While filming on the mountain, Jamling thought often about his father, trying to imagine what he had gone through in the early days. ”It was much harder then,” Norgay said. “There was no route; he and (Hillary) didn’t even know if the summit was achievable. Many had failed.”
On his summit day, as the younger Norgay approached “The Balcony” (at 27,000 feet Hillary ‘s and his father’s last camp), Norgay looked for remnants -but of course, there was nothing but snow and ice.” I never felt so strong in my life. It was as if my father’s spirit was with me,” he says, describing his conditions as he inched closer to the top.” Just when I thought I’d never get there, I saw Ed Viesturs coming down and he said, ‘Hey, it’s right there”.

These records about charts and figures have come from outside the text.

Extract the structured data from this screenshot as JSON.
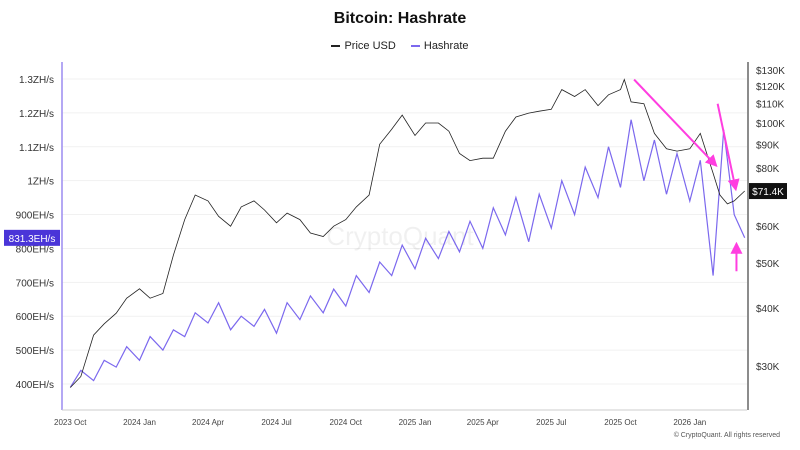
{
  "chart_data": {
    "type": "line",
    "title": "Bitcoin: Hashrate",
    "legend_placement": "top-center",
    "grid": true,
    "x_ticks": [
      "2023 Oct",
      "2024 Jan",
      "2024 Apr",
      "2024 Jul",
      "2024 Oct",
      "2025 Jan",
      "2025 Apr",
      "2025 Jul",
      "2025 Oct",
      "2026 Jan"
    ],
    "x_tick_dates": [
      "2023-10-01",
      "2024-01-01",
      "2024-04-01",
      "2024-07-01",
      "2024-10-01",
      "2025-01-01",
      "2025-04-01",
      "2025-07-01",
      "2025-10-01",
      "2026-01-01"
    ],
    "xlim": [
      "2023-09-20",
      "2026-03-18"
    ],
    "left_axis": {
      "unit": "EH/s",
      "scale": "linear",
      "ylim": [
        350,
        1350
      ],
      "ticks": [
        400,
        500,
        600,
        700,
        800,
        900,
        1000,
        1100,
        1200,
        1300
      ],
      "tick_labels": [
        "400EH/s",
        "500EH/s",
        "600EH/s",
        "700EH/s",
        "800EH/s",
        "900EH/s",
        "1ZH/s",
        "1.1ZH/s",
        "1.2ZH/s",
        "1.3ZH/s"
      ]
    },
    "right_axis": {
      "unit": "USD",
      "scale": "log",
      "ylim": [
        22000,
        135000
      ],
      "ticks": [
        30000,
        40000,
        50000,
        60000,
        80000,
        90000,
        100000,
        110000,
        120000,
        130000
      ],
      "tick_labels": [
        "$30K",
        "$40K",
        "$50K",
        "$60K",
        "$80K",
        "$90K",
        "$100K",
        "$110K",
        "$120K",
        "$130K"
      ]
    },
    "series": [
      {
        "name": "Price USD",
        "axis": "right",
        "color": "#222222",
        "x": [
          "2023-10-01",
          "2023-10-15",
          "2023-11-01",
          "2023-11-15",
          "2023-12-01",
          "2023-12-15",
          "2024-01-01",
          "2024-01-15",
          "2024-02-01",
          "2024-02-15",
          "2024-03-01",
          "2024-03-15",
          "2024-04-01",
          "2024-04-15",
          "2024-05-01",
          "2024-05-15",
          "2024-06-01",
          "2024-06-15",
          "2024-07-01",
          "2024-07-15",
          "2024-08-01",
          "2024-08-15",
          "2024-09-01",
          "2024-09-15",
          "2024-10-01",
          "2024-10-15",
          "2024-11-01",
          "2024-11-15",
          "2024-12-01",
          "2024-12-15",
          "2025-01-01",
          "2025-01-15",
          "2025-02-01",
          "2025-02-15",
          "2025-03-01",
          "2025-03-15",
          "2025-04-01",
          "2025-04-15",
          "2025-05-01",
          "2025-05-15",
          "2025-06-01",
          "2025-06-15",
          "2025-07-01",
          "2025-07-15",
          "2025-08-01",
          "2025-08-15",
          "2025-09-01",
          "2025-09-15",
          "2025-10-01",
          "2025-10-06",
          "2025-10-15",
          "2025-11-01",
          "2025-11-15",
          "2025-12-01",
          "2025-12-15",
          "2026-01-01",
          "2026-01-15",
          "2026-02-01",
          "2026-02-10",
          "2026-02-20",
          "2026-03-01",
          "2026-03-15"
        ],
        "values": [
          27000,
          28500,
          35000,
          37000,
          39000,
          42000,
          44000,
          42000,
          43000,
          52000,
          62000,
          70000,
          68000,
          63000,
          60000,
          66000,
          68000,
          65000,
          61000,
          64000,
          62000,
          58000,
          57000,
          60000,
          62000,
          66000,
          70000,
          90000,
          97000,
          104000,
          94000,
          100000,
          100000,
          96000,
          86000,
          83000,
          84000,
          84000,
          96000,
          103000,
          105000,
          106000,
          107000,
          118000,
          114000,
          118000,
          109000,
          115000,
          118000,
          124000,
          111000,
          110000,
          95000,
          88000,
          87000,
          88000,
          95000,
          78000,
          70000,
          67000,
          68000,
          71400
        ]
      },
      {
        "name": "Hashrate",
        "axis": "left",
        "color": "#7b68ee",
        "x": [
          "2023-10-01",
          "2023-10-15",
          "2023-11-01",
          "2023-11-15",
          "2023-12-01",
          "2023-12-15",
          "2024-01-01",
          "2024-01-15",
          "2024-02-01",
          "2024-02-15",
          "2024-03-01",
          "2024-03-15",
          "2024-04-01",
          "2024-04-15",
          "2024-05-01",
          "2024-05-15",
          "2024-06-01",
          "2024-06-15",
          "2024-07-01",
          "2024-07-15",
          "2024-08-01",
          "2024-08-15",
          "2024-09-01",
          "2024-09-15",
          "2024-10-01",
          "2024-10-15",
          "2024-11-01",
          "2024-11-15",
          "2024-12-01",
          "2024-12-15",
          "2025-01-01",
          "2025-01-15",
          "2025-02-01",
          "2025-02-15",
          "2025-03-01",
          "2025-03-15",
          "2025-04-01",
          "2025-04-15",
          "2025-05-01",
          "2025-05-15",
          "2025-06-01",
          "2025-06-15",
          "2025-07-01",
          "2025-07-15",
          "2025-08-01",
          "2025-08-15",
          "2025-09-01",
          "2025-09-15",
          "2025-10-01",
          "2025-10-15",
          "2025-11-01",
          "2025-11-15",
          "2025-12-01",
          "2025-12-15",
          "2026-01-01",
          "2026-01-15",
          "2026-02-01",
          "2026-02-15",
          "2026-03-01",
          "2026-03-15"
        ],
        "values": [
          390,
          440,
          410,
          470,
          450,
          510,
          470,
          540,
          500,
          560,
          540,
          610,
          580,
          640,
          560,
          600,
          570,
          620,
          550,
          640,
          590,
          660,
          610,
          680,
          630,
          720,
          670,
          760,
          720,
          810,
          740,
          830,
          770,
          850,
          790,
          880,
          800,
          920,
          840,
          950,
          820,
          960,
          860,
          1000,
          900,
          1040,
          950,
          1100,
          980,
          1180,
          1000,
          1120,
          960,
          1080,
          940,
          1060,
          720,
          1150,
          900,
          831.3
        ]
      }
    ],
    "crosshair": {
      "left_label": "831.3EH/s",
      "right_label": "$71.4K",
      "left_color": "#4a35d8",
      "right_color": "#111111"
    },
    "annotations": [
      {
        "type": "arrow",
        "color": "#ff3ee0",
        "from": [
          "2025-10-19",
          124000
        ],
        "to": [
          "2026-02-05",
          81000
        ]
      },
      {
        "type": "arrow",
        "color": "#ff3ee0",
        "from": [
          "2026-02-07",
          110000
        ],
        "to": [
          "2026-03-03",
          72000
        ]
      },
      {
        "type": "arrow",
        "color": "#ff3ee0",
        "from": [
          "2026-03-04",
          48000
        ],
        "to": [
          "2026-03-04",
          55000
        ]
      }
    ],
    "watermark": "CryptoQuant"
  },
  "footer": "© CryptoQuant. All rights reserved"
}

Norgay recalls feeling so happy that he cried. A Buddhist, he planted a lungta (prayer flag) and photos of the Dalai Lama and his late parents in the pristine summit snow. Then, just as his father had done 43 years earlier, he left a small toy of his daughter ‘s and struck “the pose” – the same dignified stance his father had assumed in 1953, which had etched an indelible image in the minds of the millions who had read about it afterward.
Current Work:
Norgay released his book Touching My Father’s Soul in the spring of 2001 in San Francisco, and it has been released in 18 languages since then. The story of his Father, told by Jamling, is enthralling. Few have heard it and even fewer know it. When Jamling was a child, Tenzing told his family ‘I climb so you do not have to’. Today, often asked if there are more big summits in his future, Jamling’s response is as simple as that of his father – ‘I promised my wife that after Everest, I would never climb again, I will not break my word’.
Today Norgay runs his adventure travel company “Tenzing Norgay Adventures” in Darjeeling, India and has been instrumental in bringing much needed social services to many of the more remote Himalayan villages.
A frequent speaker in the US and UK, Jamling is now coming to Australia for the first time, to tell us his story.